Arpaio's comments followed Franks's announcement Thursday that he would resign his House seat after the House Ethics Committee said it would investigate his comments about surrogacy with female staffers.

"Due to my familiarity and experience with the process of surrogacy, I clearly became insensitive as to how the discussion of such an intensely personal topic might affect others," Franks said in a statement Wednesday. "I deeply regret that my discussion of this option and process in the workplace caused distress.” 

In the interview Thursday, Arpaio called Franks's resignation a "great loss" for the state of Arizona.

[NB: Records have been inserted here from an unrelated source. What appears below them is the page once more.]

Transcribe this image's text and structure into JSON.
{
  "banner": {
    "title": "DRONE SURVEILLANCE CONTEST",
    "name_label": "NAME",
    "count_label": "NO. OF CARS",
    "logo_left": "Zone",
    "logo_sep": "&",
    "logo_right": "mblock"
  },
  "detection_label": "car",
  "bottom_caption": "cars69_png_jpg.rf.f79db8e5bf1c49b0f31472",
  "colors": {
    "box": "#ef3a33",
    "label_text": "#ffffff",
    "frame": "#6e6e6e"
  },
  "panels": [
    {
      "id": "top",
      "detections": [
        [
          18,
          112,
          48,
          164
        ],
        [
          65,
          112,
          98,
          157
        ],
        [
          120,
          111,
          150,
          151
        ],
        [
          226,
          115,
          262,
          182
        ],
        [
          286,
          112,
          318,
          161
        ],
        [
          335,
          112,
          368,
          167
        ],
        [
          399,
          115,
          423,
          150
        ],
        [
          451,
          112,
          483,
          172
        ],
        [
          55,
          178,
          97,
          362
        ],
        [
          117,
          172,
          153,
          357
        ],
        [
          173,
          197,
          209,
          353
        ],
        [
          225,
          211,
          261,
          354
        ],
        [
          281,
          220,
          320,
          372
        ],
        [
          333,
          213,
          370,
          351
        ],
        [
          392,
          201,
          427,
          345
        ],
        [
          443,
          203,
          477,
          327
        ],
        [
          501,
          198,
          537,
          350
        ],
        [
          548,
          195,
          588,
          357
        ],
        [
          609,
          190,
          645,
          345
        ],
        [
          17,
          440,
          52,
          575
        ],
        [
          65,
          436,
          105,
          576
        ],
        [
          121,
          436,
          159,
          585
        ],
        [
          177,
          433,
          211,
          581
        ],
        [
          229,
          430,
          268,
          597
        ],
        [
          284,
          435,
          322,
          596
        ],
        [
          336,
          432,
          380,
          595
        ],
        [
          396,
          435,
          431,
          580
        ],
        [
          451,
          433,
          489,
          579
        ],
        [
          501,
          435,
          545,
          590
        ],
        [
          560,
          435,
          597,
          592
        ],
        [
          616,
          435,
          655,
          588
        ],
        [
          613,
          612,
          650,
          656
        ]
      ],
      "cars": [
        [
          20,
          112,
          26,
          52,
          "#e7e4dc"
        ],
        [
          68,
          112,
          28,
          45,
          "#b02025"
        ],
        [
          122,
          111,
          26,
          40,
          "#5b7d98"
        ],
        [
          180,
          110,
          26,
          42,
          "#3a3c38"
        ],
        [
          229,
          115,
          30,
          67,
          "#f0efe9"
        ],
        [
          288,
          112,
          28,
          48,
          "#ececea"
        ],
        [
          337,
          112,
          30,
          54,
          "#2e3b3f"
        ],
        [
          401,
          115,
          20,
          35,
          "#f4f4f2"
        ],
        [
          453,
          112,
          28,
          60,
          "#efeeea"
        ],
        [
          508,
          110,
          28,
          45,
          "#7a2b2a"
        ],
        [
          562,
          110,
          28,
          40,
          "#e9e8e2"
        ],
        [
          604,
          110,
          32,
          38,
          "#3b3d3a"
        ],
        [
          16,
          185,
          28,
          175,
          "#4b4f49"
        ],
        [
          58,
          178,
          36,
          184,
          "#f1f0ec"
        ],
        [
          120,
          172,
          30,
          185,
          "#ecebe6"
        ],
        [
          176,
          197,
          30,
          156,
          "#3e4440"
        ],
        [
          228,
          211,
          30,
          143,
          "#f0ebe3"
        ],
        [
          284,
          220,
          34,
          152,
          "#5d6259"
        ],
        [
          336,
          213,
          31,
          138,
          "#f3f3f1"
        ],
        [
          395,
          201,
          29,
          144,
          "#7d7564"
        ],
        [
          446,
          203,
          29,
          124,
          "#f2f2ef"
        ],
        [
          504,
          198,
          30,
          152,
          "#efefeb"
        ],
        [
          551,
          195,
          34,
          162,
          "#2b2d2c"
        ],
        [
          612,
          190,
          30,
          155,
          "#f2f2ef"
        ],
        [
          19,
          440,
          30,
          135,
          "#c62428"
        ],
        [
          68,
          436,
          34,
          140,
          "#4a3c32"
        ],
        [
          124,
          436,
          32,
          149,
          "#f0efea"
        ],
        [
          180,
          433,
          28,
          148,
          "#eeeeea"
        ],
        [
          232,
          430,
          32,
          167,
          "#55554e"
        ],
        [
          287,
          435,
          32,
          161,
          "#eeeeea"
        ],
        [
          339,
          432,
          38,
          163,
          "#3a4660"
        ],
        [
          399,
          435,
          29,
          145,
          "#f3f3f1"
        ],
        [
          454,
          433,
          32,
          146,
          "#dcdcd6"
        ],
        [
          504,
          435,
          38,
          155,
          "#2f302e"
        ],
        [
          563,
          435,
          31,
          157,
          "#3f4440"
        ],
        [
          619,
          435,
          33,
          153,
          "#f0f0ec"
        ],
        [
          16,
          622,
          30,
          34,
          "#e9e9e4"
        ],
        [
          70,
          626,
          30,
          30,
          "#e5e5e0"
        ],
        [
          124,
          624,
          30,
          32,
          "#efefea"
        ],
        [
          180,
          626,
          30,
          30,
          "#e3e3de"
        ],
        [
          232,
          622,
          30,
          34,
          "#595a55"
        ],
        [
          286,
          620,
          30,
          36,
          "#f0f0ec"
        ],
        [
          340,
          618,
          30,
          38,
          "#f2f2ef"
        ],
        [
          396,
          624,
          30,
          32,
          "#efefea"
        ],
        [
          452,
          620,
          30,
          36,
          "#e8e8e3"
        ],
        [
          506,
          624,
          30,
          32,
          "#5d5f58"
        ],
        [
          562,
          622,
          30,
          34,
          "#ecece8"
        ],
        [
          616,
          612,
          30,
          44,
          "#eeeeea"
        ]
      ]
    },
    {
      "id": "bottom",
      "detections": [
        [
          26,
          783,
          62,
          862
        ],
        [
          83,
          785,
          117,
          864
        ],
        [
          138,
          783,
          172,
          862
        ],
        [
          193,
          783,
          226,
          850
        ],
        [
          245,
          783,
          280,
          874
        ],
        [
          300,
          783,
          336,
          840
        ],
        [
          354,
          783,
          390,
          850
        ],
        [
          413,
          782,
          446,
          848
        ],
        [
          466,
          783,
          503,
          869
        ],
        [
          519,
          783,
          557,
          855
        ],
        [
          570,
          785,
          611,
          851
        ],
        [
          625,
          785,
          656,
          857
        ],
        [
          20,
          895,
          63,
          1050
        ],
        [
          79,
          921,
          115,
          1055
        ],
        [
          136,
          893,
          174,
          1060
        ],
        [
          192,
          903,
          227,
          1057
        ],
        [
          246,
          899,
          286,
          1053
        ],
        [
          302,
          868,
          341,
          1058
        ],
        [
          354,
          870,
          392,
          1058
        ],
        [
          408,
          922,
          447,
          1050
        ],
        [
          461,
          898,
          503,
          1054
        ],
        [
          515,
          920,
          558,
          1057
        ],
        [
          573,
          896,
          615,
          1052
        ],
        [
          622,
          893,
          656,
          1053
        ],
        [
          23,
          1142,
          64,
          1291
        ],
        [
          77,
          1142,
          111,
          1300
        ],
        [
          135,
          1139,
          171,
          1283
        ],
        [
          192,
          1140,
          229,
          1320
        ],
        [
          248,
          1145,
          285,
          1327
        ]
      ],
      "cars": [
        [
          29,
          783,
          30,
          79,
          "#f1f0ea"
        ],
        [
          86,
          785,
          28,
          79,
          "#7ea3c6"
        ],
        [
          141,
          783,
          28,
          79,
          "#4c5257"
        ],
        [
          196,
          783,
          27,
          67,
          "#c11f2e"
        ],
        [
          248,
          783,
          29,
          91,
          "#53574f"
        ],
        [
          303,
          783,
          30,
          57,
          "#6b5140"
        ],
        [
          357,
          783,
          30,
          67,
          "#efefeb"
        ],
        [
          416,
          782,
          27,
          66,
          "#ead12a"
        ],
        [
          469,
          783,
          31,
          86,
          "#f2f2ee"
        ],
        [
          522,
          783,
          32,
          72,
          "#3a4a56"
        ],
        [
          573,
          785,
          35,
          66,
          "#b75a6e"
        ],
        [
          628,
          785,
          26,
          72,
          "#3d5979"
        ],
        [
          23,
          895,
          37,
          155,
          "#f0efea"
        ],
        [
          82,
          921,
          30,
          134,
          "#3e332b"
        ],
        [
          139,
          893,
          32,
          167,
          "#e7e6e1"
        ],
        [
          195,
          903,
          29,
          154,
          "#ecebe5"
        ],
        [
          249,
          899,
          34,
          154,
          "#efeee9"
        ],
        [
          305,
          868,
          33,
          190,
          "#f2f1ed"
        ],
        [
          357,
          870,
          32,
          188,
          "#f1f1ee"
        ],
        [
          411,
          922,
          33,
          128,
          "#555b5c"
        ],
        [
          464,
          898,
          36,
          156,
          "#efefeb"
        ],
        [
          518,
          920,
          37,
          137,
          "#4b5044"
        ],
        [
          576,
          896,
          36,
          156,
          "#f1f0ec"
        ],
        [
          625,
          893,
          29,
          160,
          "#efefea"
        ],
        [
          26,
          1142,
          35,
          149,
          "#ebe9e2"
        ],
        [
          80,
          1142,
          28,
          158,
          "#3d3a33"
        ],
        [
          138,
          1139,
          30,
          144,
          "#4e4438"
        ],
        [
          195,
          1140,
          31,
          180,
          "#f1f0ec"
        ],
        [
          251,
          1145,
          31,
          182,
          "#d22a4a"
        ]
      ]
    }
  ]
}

“He is a great man, and a great friend, and it’s a great loss for Arizona and our country," Arpaio said, before again dismissing the possibility of running for Franks's seat. Arpaio noted in the interview that he does not reside within Franks's 8th District.

“No, I would not consider it, but I am considering running for the Senate, Flake’s seat,” Arpaio said. “I feel like I just gave you a little scoop there.”

Trump pardoned Arpaio earlier this year after the former sheriff was convicted of contempt of court for refusing to stop racially profiling Hispanics at traffic stops for the purpose of immigration checks.

“Sheriff Joe Arpaio is now 85 years old, and after more than 50 years of admirable service to our nation, he is a worthy candidate for a presidential pardon,” the White House said at the time.